The administration is also seeking to restore inactive rail yards for extra container capacity and create “pop-up” rail yards to increase capacity.

“It’s important to remember that the goods movement system is a private sector driven system,” he said. “There’s problems in every single part of that system. And, and they tend to compound each other.

“While the pandemic was an enormously disruptive force. I think it also laid bare what was an underlying reality, which was the system was strained before the pandemic.”

A NEW WAR ON CHRISTMAS

Republican strategists are seizing on possible Christmas shortages to bash Biden’s policies as inflationary, and thwart his attempt to push a multi-trillion dollar spending package through Congress in coming weeks.

A recent op-ed by Steve Cortes, a one-time advisor to former President Donald Trump, dubbed the upcoming holiday season “Biden’s Blue Christmas,” continuing in a long tradition of conservatives criticizing Democrats over celebrations around the Christian holiday.

Trump, considered the front-runner Republican candidate for president in 2024, blasted it out in a mass email through his political action committee, Save America.

Seth Weathers, a Republican strategist who ran Trump’s Georgia campaign in 2016 said they see local impact. “People here in Georgia are paying twice as much for items than they paid a year ago and they are blaming Biden. He’s in charge.”
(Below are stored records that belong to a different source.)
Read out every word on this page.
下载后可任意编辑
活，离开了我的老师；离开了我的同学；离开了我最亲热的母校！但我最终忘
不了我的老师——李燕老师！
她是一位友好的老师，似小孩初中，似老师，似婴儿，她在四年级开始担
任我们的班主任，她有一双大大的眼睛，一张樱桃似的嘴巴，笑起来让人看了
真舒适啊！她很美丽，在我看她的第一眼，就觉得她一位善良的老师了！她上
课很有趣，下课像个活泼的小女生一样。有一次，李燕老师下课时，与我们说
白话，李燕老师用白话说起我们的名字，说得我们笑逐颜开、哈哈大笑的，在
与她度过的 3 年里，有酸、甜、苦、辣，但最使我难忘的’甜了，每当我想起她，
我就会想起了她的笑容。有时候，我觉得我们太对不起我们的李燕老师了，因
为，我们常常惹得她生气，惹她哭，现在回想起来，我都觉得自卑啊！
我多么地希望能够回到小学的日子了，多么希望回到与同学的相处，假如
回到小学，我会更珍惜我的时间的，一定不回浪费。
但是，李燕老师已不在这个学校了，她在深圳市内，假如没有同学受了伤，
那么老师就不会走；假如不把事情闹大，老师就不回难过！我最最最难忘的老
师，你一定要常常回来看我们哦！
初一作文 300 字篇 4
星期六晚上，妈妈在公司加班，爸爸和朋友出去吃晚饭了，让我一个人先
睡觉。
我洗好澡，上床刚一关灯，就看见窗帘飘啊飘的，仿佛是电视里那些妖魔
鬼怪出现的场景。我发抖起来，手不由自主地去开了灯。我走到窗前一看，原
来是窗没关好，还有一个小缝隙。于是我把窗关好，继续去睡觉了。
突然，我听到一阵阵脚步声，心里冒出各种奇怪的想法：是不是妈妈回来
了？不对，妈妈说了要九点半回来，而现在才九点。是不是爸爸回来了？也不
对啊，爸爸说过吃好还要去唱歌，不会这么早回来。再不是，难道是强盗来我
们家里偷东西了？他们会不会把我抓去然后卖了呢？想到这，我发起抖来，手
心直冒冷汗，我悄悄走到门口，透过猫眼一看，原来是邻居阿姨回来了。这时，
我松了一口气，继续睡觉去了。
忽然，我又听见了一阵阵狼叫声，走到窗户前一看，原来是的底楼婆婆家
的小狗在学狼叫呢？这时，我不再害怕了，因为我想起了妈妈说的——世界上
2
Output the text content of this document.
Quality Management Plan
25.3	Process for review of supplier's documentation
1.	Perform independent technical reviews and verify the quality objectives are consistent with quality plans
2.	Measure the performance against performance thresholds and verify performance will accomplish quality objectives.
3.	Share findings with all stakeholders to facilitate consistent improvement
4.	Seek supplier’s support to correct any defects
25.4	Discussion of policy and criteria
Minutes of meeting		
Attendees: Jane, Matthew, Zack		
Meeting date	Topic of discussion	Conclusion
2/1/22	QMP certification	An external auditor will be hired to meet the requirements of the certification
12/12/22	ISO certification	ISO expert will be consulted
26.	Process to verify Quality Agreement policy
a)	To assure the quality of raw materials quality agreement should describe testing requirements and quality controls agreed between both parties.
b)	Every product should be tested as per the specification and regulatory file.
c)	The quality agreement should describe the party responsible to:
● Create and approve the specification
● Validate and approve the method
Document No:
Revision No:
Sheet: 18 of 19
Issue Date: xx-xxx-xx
A Quinnipiac poll released last week showed Biden is losing the public’s trust on the economy, with only 29% of public thinking the U.S. economy is in “good” or “excellent” condition, compared with 35% in April.

“President Biden could use a holiday season win,” Quinnipiac polling analyst Tim Malloy said. “A slowdown of holiday season deliveries and the financial strain that comes with it would be coal in the stocking for the Administration at the close of the first year in office.”